「おーいってば」


碧はぐしゃり、とその紙を握り、声の主、緋色の方へ体を向けた。
首の後ろの熱さを隠すように手で覆う碧に緋色は見透かしたように隣に座った。
「んで?なにしてたわけ?」
昔からこんな奴だったな、と苦笑いが漏れる。
なぜいつもそうなのか、と尋ねたときこいつはなんと答えただろうか。
それほど遠い昔だっただろうか、それともいつものようにはぐらかされたのか、とにかく自分にとって分かりにくいことだった気がする。
「いや、少しな」
ごまかしても無駄なのはわかるのに、言えないのは若干の矜持が本音を邪魔する。
「お前はバカだから、隠せねえよ。

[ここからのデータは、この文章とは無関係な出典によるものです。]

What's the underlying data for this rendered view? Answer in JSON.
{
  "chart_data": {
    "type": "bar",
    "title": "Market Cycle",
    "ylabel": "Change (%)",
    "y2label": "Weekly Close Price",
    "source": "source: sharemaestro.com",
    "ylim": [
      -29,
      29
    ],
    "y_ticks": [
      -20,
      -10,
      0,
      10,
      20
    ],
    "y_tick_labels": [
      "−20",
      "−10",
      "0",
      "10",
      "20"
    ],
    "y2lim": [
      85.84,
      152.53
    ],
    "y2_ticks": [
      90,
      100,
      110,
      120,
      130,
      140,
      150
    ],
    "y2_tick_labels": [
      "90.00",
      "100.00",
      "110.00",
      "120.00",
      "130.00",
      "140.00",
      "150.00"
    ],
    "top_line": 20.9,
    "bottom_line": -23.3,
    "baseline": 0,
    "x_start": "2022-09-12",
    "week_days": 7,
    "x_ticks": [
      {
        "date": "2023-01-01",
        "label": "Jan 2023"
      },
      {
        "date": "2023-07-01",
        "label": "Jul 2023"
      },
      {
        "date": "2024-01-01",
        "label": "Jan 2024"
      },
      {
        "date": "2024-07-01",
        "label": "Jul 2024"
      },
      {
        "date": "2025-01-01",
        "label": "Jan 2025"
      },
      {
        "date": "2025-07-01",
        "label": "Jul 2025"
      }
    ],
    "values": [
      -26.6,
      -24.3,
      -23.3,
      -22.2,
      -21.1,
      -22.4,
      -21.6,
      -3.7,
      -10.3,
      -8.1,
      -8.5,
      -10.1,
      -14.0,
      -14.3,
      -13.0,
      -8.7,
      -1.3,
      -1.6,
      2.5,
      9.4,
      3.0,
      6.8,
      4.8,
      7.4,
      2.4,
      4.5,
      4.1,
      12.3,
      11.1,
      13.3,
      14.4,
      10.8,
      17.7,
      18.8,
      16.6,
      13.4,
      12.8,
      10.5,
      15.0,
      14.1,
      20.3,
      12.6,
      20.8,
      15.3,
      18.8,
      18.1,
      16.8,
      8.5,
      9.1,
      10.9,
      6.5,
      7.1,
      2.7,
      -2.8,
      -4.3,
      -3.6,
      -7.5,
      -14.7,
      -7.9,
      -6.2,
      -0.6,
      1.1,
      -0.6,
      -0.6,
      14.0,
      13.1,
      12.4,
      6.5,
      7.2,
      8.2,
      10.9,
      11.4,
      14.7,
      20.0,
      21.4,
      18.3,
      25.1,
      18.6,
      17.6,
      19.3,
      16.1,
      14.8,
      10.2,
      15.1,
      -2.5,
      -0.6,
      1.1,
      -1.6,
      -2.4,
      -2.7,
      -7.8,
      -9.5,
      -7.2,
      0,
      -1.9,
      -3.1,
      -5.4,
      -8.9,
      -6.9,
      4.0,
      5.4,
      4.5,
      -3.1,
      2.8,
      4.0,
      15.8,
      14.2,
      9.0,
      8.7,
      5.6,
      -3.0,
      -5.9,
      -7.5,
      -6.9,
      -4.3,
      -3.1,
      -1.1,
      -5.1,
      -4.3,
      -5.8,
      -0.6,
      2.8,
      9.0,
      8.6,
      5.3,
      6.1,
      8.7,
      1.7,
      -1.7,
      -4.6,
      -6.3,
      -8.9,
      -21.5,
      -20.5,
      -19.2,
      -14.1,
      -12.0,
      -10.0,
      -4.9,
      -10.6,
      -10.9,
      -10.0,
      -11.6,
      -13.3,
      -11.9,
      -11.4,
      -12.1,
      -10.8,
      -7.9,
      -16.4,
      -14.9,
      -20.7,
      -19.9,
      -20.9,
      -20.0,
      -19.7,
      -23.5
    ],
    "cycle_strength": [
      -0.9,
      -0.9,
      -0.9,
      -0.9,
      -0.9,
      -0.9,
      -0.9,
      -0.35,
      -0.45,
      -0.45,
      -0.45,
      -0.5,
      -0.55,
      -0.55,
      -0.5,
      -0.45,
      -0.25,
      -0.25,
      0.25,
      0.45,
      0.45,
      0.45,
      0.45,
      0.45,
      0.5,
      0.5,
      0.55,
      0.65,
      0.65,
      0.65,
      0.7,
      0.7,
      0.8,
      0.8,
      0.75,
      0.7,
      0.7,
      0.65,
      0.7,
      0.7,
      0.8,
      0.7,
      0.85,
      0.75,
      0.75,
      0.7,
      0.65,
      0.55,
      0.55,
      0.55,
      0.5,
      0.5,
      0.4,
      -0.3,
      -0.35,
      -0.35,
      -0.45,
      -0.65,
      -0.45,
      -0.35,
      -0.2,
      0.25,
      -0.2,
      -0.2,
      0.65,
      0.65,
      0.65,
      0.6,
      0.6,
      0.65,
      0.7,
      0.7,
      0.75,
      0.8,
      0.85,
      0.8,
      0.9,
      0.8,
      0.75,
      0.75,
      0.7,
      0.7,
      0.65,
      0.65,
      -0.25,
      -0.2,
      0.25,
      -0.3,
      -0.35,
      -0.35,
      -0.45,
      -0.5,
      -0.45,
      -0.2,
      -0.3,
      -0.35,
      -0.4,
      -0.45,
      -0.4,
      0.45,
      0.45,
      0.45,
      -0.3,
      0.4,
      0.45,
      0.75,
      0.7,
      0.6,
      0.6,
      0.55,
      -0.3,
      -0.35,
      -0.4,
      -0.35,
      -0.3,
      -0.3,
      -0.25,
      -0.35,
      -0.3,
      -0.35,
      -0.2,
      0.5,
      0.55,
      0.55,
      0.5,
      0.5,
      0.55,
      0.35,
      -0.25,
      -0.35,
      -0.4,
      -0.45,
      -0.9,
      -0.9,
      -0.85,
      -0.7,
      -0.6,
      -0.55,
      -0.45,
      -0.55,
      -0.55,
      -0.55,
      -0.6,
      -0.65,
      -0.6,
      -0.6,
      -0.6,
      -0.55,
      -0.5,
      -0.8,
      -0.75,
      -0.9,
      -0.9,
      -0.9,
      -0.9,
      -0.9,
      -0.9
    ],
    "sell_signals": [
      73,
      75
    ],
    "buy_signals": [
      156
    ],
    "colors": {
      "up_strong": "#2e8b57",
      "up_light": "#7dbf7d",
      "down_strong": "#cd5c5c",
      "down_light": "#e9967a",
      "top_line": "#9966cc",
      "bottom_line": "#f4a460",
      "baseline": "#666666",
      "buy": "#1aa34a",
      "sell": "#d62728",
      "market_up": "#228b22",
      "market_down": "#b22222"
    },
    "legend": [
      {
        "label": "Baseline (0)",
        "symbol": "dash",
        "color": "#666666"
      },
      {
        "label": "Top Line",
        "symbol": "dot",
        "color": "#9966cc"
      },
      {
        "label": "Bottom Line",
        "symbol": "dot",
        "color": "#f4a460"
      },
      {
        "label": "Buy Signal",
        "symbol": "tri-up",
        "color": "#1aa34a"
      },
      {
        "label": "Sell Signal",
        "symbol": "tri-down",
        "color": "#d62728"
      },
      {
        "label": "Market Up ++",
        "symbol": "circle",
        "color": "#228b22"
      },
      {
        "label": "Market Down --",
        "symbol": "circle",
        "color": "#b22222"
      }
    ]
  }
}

」
そう言いながら俺の頭を雑に撫でる。
せっかく梳いてもこいつがいる限り俺の髪はきれいにならない。
こいつに言われると俺は、年下なのだ。
どのくらい生きたかはわからないが、そこそこ生きてるのにな、なんて思うが、力は明らかに下だから、まあ良いかとも思っている。

「なあ、緋色。」

自分でも小さいと思う声がでた。
それでも、どんなに小さい声でも自分の周りの声は聞こえる奴だ。
少し羨ましくもあるが、なりたいとは思わない。
「あ?」
もう話が終わったと思われてたようで、手元の本から目を離さず言われた。
間抜けな声に頬を緩めながら、なんでもない、と答えると、むこうも笑いながら俺に寄り掛かってきた。
この重さが昔煩わしかったのを思い出す。
ジンベエ、と呼ばれるこの服はこいつらにもらったもので、この服を貰ってとき俺が、こいつらと一緒に暮らすまで、ずっと人肌が嫌い、いや苦手だった。
今ではもうこれがないと死にそうだがな。